Hantu Banyu di Pesisir Barito

18 0 0
                                    

   Qing su menyapu lelehan peluh di wajahnya, hari yang begitu panas seperti hari ini begitu menyiksanya. Tetiba saja ia merindukan kampung halamannya, pada hari-hari dimana dari langit berguguran benda halus berwarna putih dan meninggalkan rasa dingin di kulit.

  Di tanah kelahirannya, ketika salju jatuh di hari pertama biasanya akan disambut dengan gembira oleh para anak-anak. Guguran benda putih yang tercipta dari partikel uap air yang membeku karena tiupan angin dingin itu bagai penawar lelah akan teriknya musim panas.

  Ibunya dulu selalu menghangatkan sup untuk dirinya ketika masih kecil, ia selalu jatuh cinta dengan masakan ibunya apapun jenisnya. Keluarga mereka terlampau miskin untuk bisa memakan daging, jadi kadang ketika musim dingin tiba Qing Su kecil dengan pakaian tebal yang terbuat dari bulu dan kulit hewan akan menerjang tiupan angin dingin dan pergi ke danau di pinggir kota.

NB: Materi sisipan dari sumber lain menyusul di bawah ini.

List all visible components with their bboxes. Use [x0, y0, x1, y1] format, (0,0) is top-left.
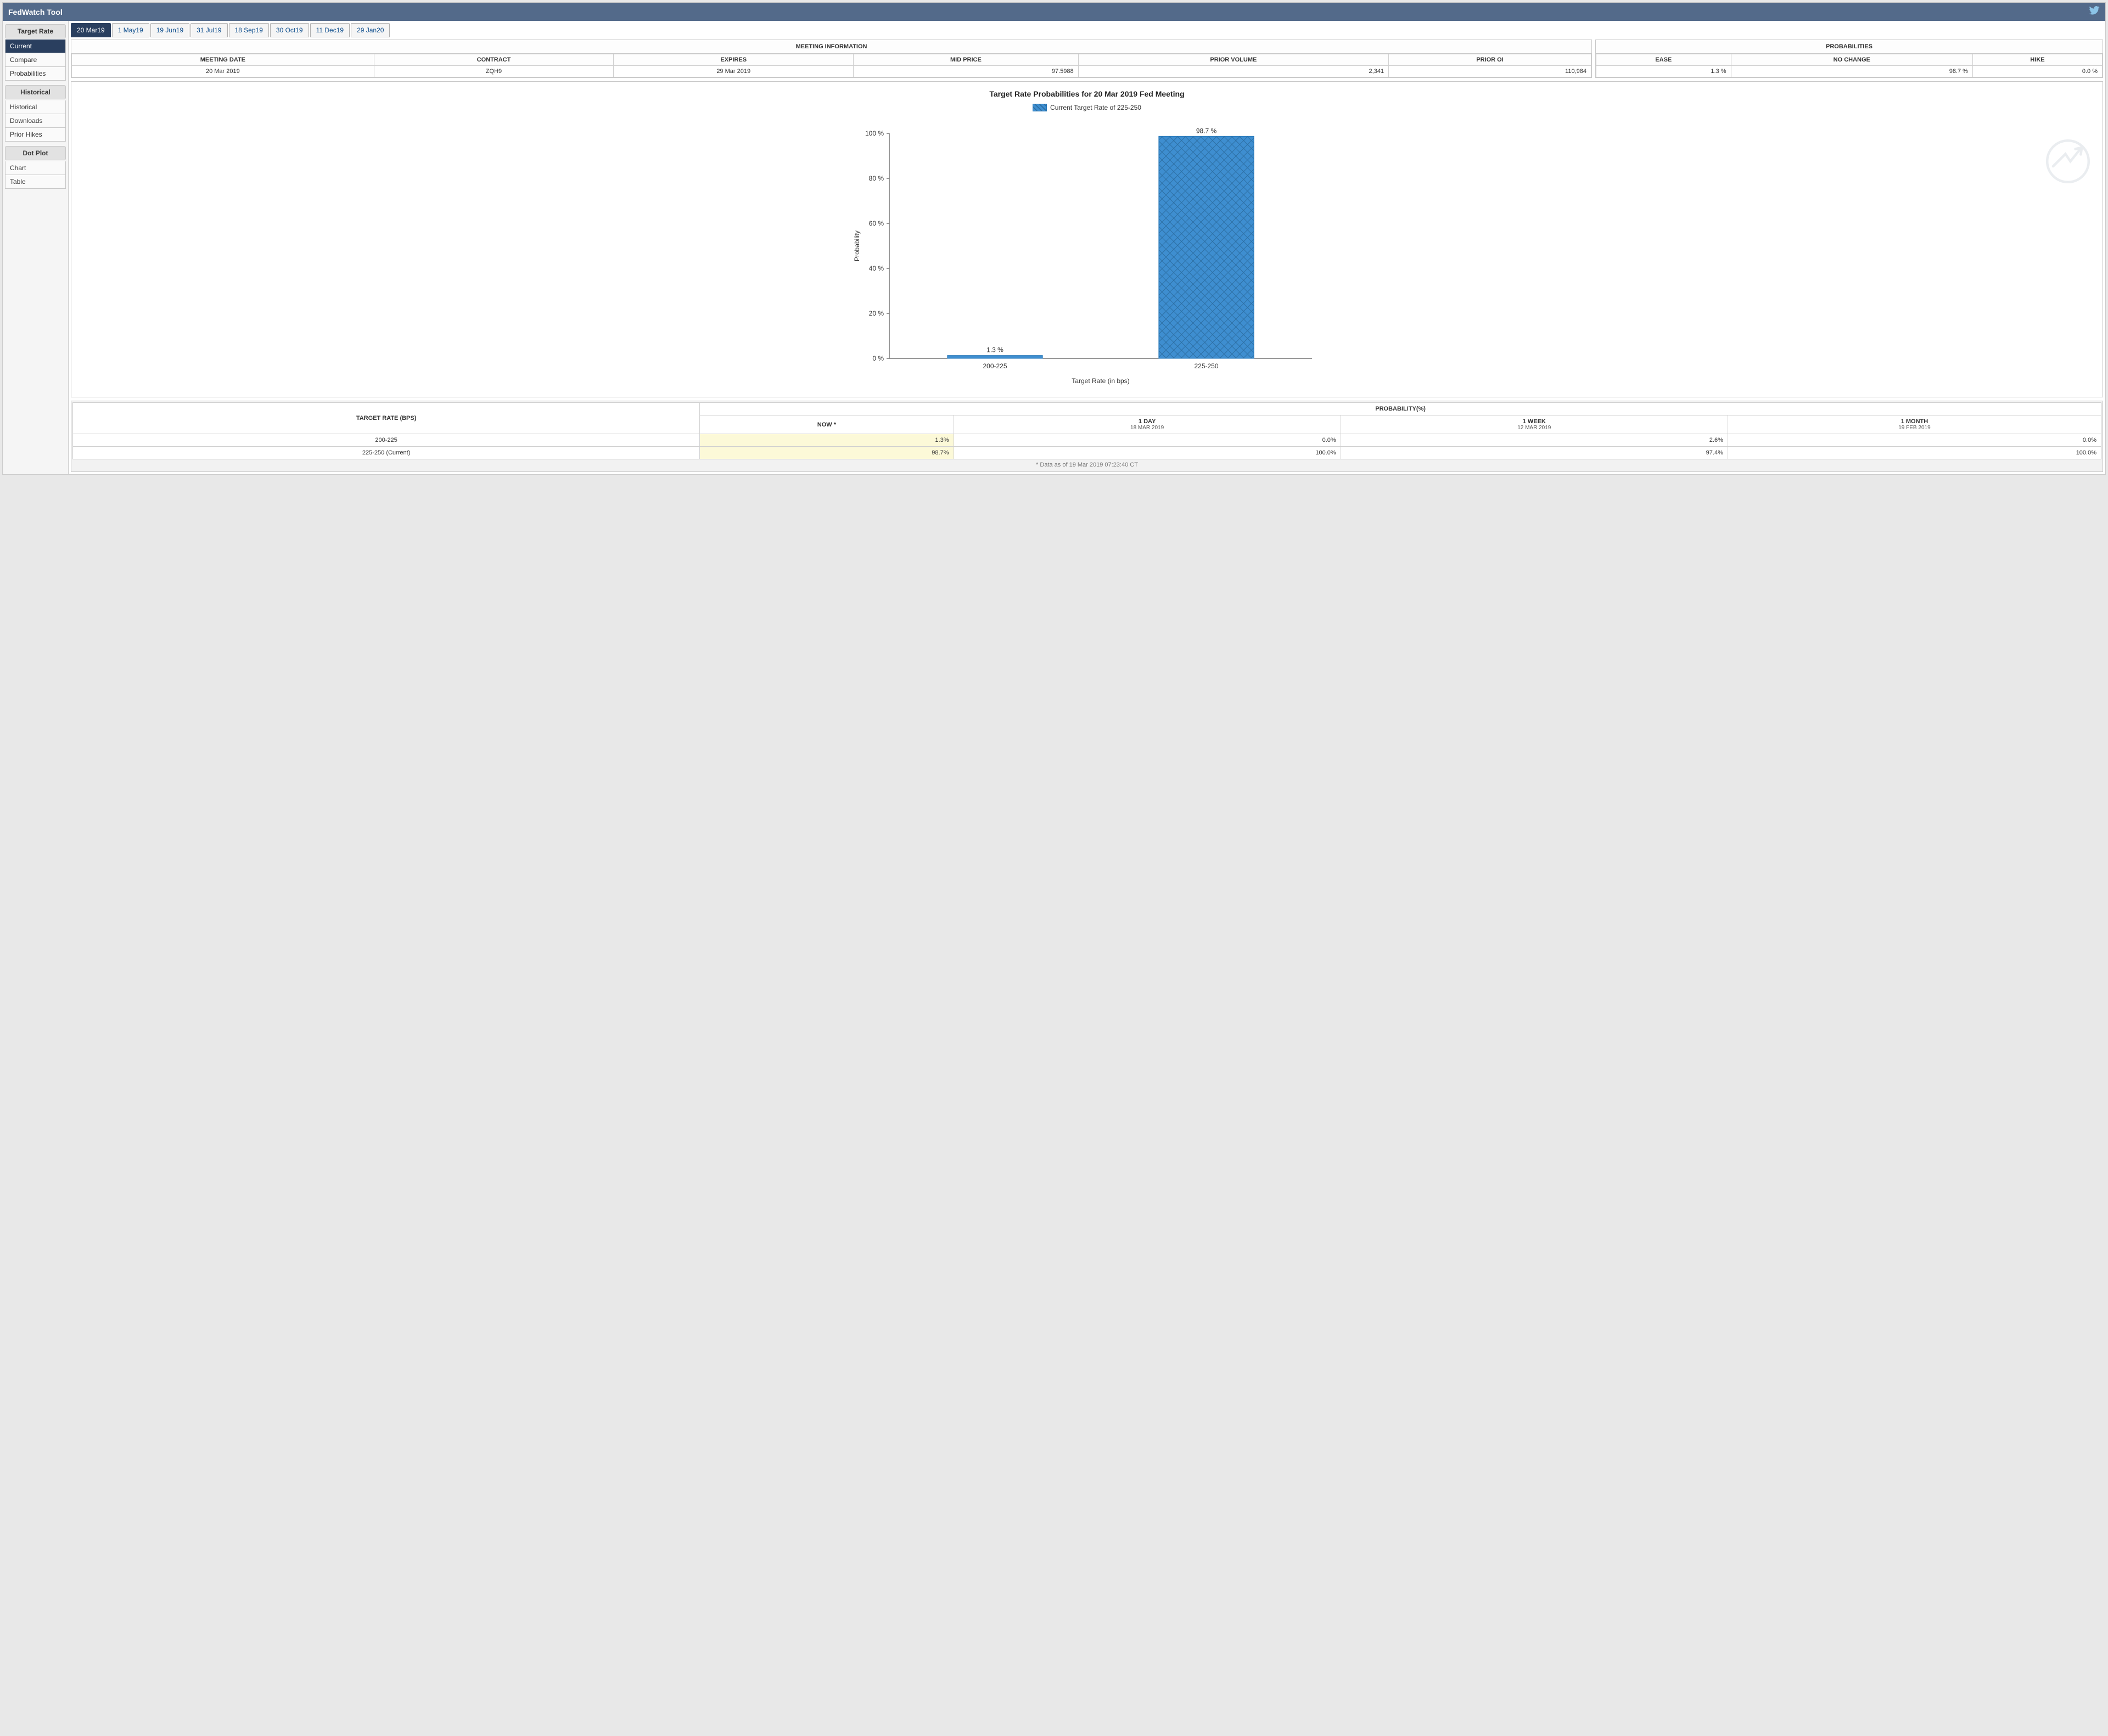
meeting-col-head: MID PRICE	[854, 54, 1079, 66]
svg-text:Target Rate (in bps): Target Rate (in bps)	[1072, 377, 1129, 385]
prob-cell: 0.0 %	[1972, 66, 2102, 77]
sidebar-item-downloads[interactable]: Downloads	[5, 114, 66, 128]
meeting-cell: 110,984	[1389, 66, 1591, 77]
tab-1may19[interactable]: 1 May19	[112, 23, 149, 37]
meeting-col-head: PRIOR VOLUME	[1078, 54, 1388, 66]
history-value-cell: 2.6%	[1341, 434, 1728, 447]
svg-text:200-225: 200-225	[983, 362, 1007, 370]
svg-text:225-250: 225-250	[1194, 362, 1218, 370]
history-rate-cell: 200-225	[73, 434, 700, 447]
tab-20mar19[interactable]: 20 Mar19	[71, 23, 111, 37]
meeting-info-title: MEETING INFORMATION	[71, 40, 1591, 54]
probabilities-title: PROBABILITIES	[1596, 40, 2103, 54]
svg-text:40 %: 40 %	[869, 265, 884, 272]
prob-col-head: EASE	[1596, 54, 1731, 66]
history-panel: TARGET RATE (BPS)PROBABILITY(%)NOW *1 DA…	[71, 401, 2103, 472]
history-value-cell: 100.0%	[954, 447, 1341, 459]
table-row: 200-2251.3%0.0%2.6%0.0%	[73, 434, 2101, 447]
meeting-col-head: CONTRACT	[374, 54, 614, 66]
chart-panel: Target Rate Probabilities for 20 Mar 201…	[71, 81, 2103, 397]
history-subcol: 1 DAY18 MAR 2019	[954, 415, 1341, 434]
meeting-cell: 2,341	[1078, 66, 1388, 77]
meeting-cell: 29 Mar 2019	[614, 66, 854, 77]
legend-swatch	[1033, 104, 1047, 111]
meeting-info-box: MEETING INFORMATION MEETING DATECONTRACT…	[71, 40, 1592, 78]
history-value-cell: 1.3%	[700, 434, 954, 447]
history-value-cell: 100.0%	[1728, 447, 2101, 459]
meeting-cell: ZQH9	[374, 66, 614, 77]
sidebar-group-head: Dot Plot	[5, 146, 66, 160]
probabilities-box: PROBABILITIES EASENO CHANGEHIKE 1.3 %98.…	[1595, 40, 2103, 78]
chart-legend: Current Target Rate of 225-250	[77, 104, 2097, 111]
probability-bar-chart: 0 % 20 % 40 % 60 % 80 % 100 % Probability 1.3 %…	[840, 117, 1334, 391]
svg-text:Probability: Probability	[853, 231, 861, 261]
legend-label: Current Target Rate of 225-250	[1050, 104, 1141, 111]
tab-19jun19[interactable]: 19 Jun19	[150, 23, 189, 37]
history-subcol: 1 WEEK12 MAR 2019	[1341, 415, 1728, 434]
history-value-cell: 97.4%	[1341, 447, 1728, 459]
history-subcol: 1 MONTH19 FEB 2019	[1728, 415, 2101, 434]
svg-text:20 %: 20 %	[869, 310, 884, 317]
svg-text:1.3 %: 1.3 %	[986, 346, 1003, 354]
sidebar: Target Rate CurrentCompareProbabilities Hi…	[3, 21, 69, 474]
tab-29jan20[interactable]: 29 Jan20	[351, 23, 390, 37]
twitter-icon[interactable]	[2089, 6, 2100, 18]
sidebar-item-compare[interactable]: Compare	[5, 53, 66, 67]
svg-text:0 %: 0 %	[872, 355, 884, 362]
tab-30oct19[interactable]: 30 Oct19	[270, 23, 309, 37]
meeting-col-head: PRIOR OI	[1389, 54, 1591, 66]
sidebar-item-historical[interactable]: Historical	[5, 100, 66, 114]
watermark-icon	[2043, 137, 2093, 188]
sidebar-item-current[interactable]: Current	[5, 40, 66, 53]
prob-col-head: HIKE	[1972, 54, 2102, 66]
meeting-col-head: EXPIRES	[614, 54, 854, 66]
table-row: 225-250 (Current)98.7%100.0%97.4%100.0%	[73, 447, 2101, 459]
history-value-cell: 98.7%	[700, 447, 954, 459]
sidebar-item-probabilities[interactable]: Probabilities	[5, 67, 66, 81]
meeting-cell: 97.5988	[854, 66, 1079, 77]
history-col-prob: PROBABILITY(%)	[700, 403, 2101, 415]
meeting-info-table: MEETING DATECONTRACTEXPIRESMID PRICEPRIO…	[71, 54, 1591, 77]
prob-col-head: NO CHANGE	[1731, 54, 1972, 66]
svg-text:60 %: 60 %	[869, 220, 884, 227]
prob-cell: 98.7 %	[1731, 66, 1972, 77]
tab-18sep19[interactable]: 18 Sep19	[229, 23, 269, 37]
probabilities-table: EASENO CHANGEHIKE 1.3 %98.7 %0.0 %	[1596, 54, 2103, 77]
sidebar-group-head: Target Rate	[5, 24, 66, 38]
tab-11dec19[interactable]: 11 Dec19	[310, 23, 350, 37]
history-rate-cell: 225-250 (Current)	[73, 447, 700, 459]
date-tabs: 20 Mar191 May1919 Jun1931 Jul1918 Sep193…	[71, 23, 2103, 37]
app-title: FedWatch Tool	[8, 8, 63, 16]
svg-text:98.7 %: 98.7 %	[1196, 127, 1217, 134]
main-panel: 20 Mar191 May1919 Jun1931 Jul1918 Sep193…	[69, 21, 2105, 474]
sidebar-item-table[interactable]: Table	[5, 175, 66, 189]
history-col-rate: TARGET RATE (BPS)	[73, 403, 700, 434]
app-window: FedWatch Tool Target RateCurrentCompareP…	[2, 2, 2106, 475]
history-subcol: NOW *	[700, 415, 954, 434]
sidebar-group-head: Historical	[5, 85, 66, 99]
history-value-cell: 0.0%	[954, 434, 1341, 447]
meeting-col-head: MEETING DATE	[72, 54, 374, 66]
chart-title: Target Rate Probabilities for 20 Mar 201…	[77, 89, 2097, 98]
history-value-cell: 0.0%	[1728, 434, 2101, 447]
sidebar-item-chart[interactable]: Chart	[5, 161, 66, 175]
sidebar-item-prior-hikes[interactable]: Prior Hikes	[5, 128, 66, 142]
meeting-cell: 20 Mar 2019	[72, 66, 374, 77]
svg-text:100 %: 100 %	[865, 130, 884, 137]
history-table: TARGET RATE (BPS)PROBABILITY(%)NOW *1 DA…	[72, 402, 2101, 459]
prob-cell: 1.3 %	[1596, 66, 1731, 77]
tab-31jul19[interactable]: 31 Jul19	[190, 23, 227, 37]
titlebar: FedWatch Tool	[3, 3, 2105, 21]
footnote: * Data as of 19 Mar 2019 07:23:40 CT	[72, 459, 2101, 470]
svg-text:80 %: 80 %	[869, 175, 884, 182]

  Ketika musim dingin tiba maka danau di pinggir kota itu akan membeku, lalu Qing Su kecil akan pergi mencari ikan di tengah danau yang membeku.

  Semuanya yang dulu semarak dengan warna-warni pun kini kuyup, entah pepohonan yang menghijau, bunga-bunga yang ditanam sang ibu semua tunduk dalam hukum kefanaan. Bahwa tidak ada yang abadi di muka bumi ini.

  Kata sang ibu kepada Qing Su kecil bahwa pergantian musim pun bisa memberikan pengajaran bahwa hidup ini hanya sementara saja. Segala kesedihan akan berlalu, kemudian berganti bahagia. Semua tawa akan berlalu, kemudian berganti air mata.

  Bahwa mensyukuri hidup adalah cara paling sempurna untuk menjalani kefanaan.

  Kenangannya Qing Su menyeretnya begitu jauh ke masa lalu, sejauh dirinya kini dengan tanah tumpah darahnya. Kini sejauh mata ia memandang hanya hamparan biru lautan, seakan di hadapannya kini adalah permadani dari persia. Sebelum berkelana ke Nan Yang sebutan untuk nusantara atau pulau di sebelah selatan negeri tempat lahirnya, Qing Su pernah menjadi bagian kalifah perdagangan yang melintasi jalur sutra, melintasi pegunungan dan gurun pasir dengan berkendara unta.

   Kini ia telah menjadi pemimpin dari kafilah perdagangannya sendiri, namun bukan gurun pasir dan curamnya pegunungan yang harus ia taklukkan kini melainkan lautan luas nan kejam, hutan-hutan gelap, dan para pemburu kepala di pedalaman.

   "Jaro, apakah masih jauh Bandar Muara Bahan?", tanya Qing su kepada salah satu pegawainya yang juga merupakan kapten kapal yang membawa barang dagangannya.

  " Masih setengah hari lagi tuanku!", sahut Jaro namun matanya tetap fokus ke depan, ke barisan pohon-pohon bakau yang seolah menjadi penanda jarak menuju tempat yang akan mereka datangi.

   Qing su tahu bahwa masih memerlukan waktu hampir setengah hari lagi untuk sampai di Muara Bahan, ini bukan kali pertama dirinya berniaga ke Bandar Muara Bahan. Dirinya hanya ingin memecah keheningan yang tiba-tiba saja melanda kapal niaga miliknya.

   Matahari berdiri dengan angkuh di pucuk langit sana, seakan ia raja angkuh yang tiap katanya adalah hukum dan undang-undang. Ada keheningan yang menusuk ketika kapal niaga mereka telah berhasil melewati lautan dan kini memasuki bagian dari sungai Barito.

  Petang nanti, ketika matahari bersinar redup dan langit berwarna jingga maka mereka akan tiba di Bandar Muara Bahan. Qing Su juga merindukan gundik miliknya yang telah ia beli dari pelaut bugis ketika pertama kali ia memutuskan berniaga di bagian tenggara Kalimantan ini.

   Lautan luas dan membentang telah terlalui, namun bukan berarti sungai yang kini sedang mereka lintasi itu kecil. Sungai Barito adalah jalan raya bagi para kapal niaga yang akan menuju Bandar Muara Bahan, sungai yang lebar dan luas bahkan lebih mirip lautan itu sanggup dilewati oleh puluhan kapal-kapal besar.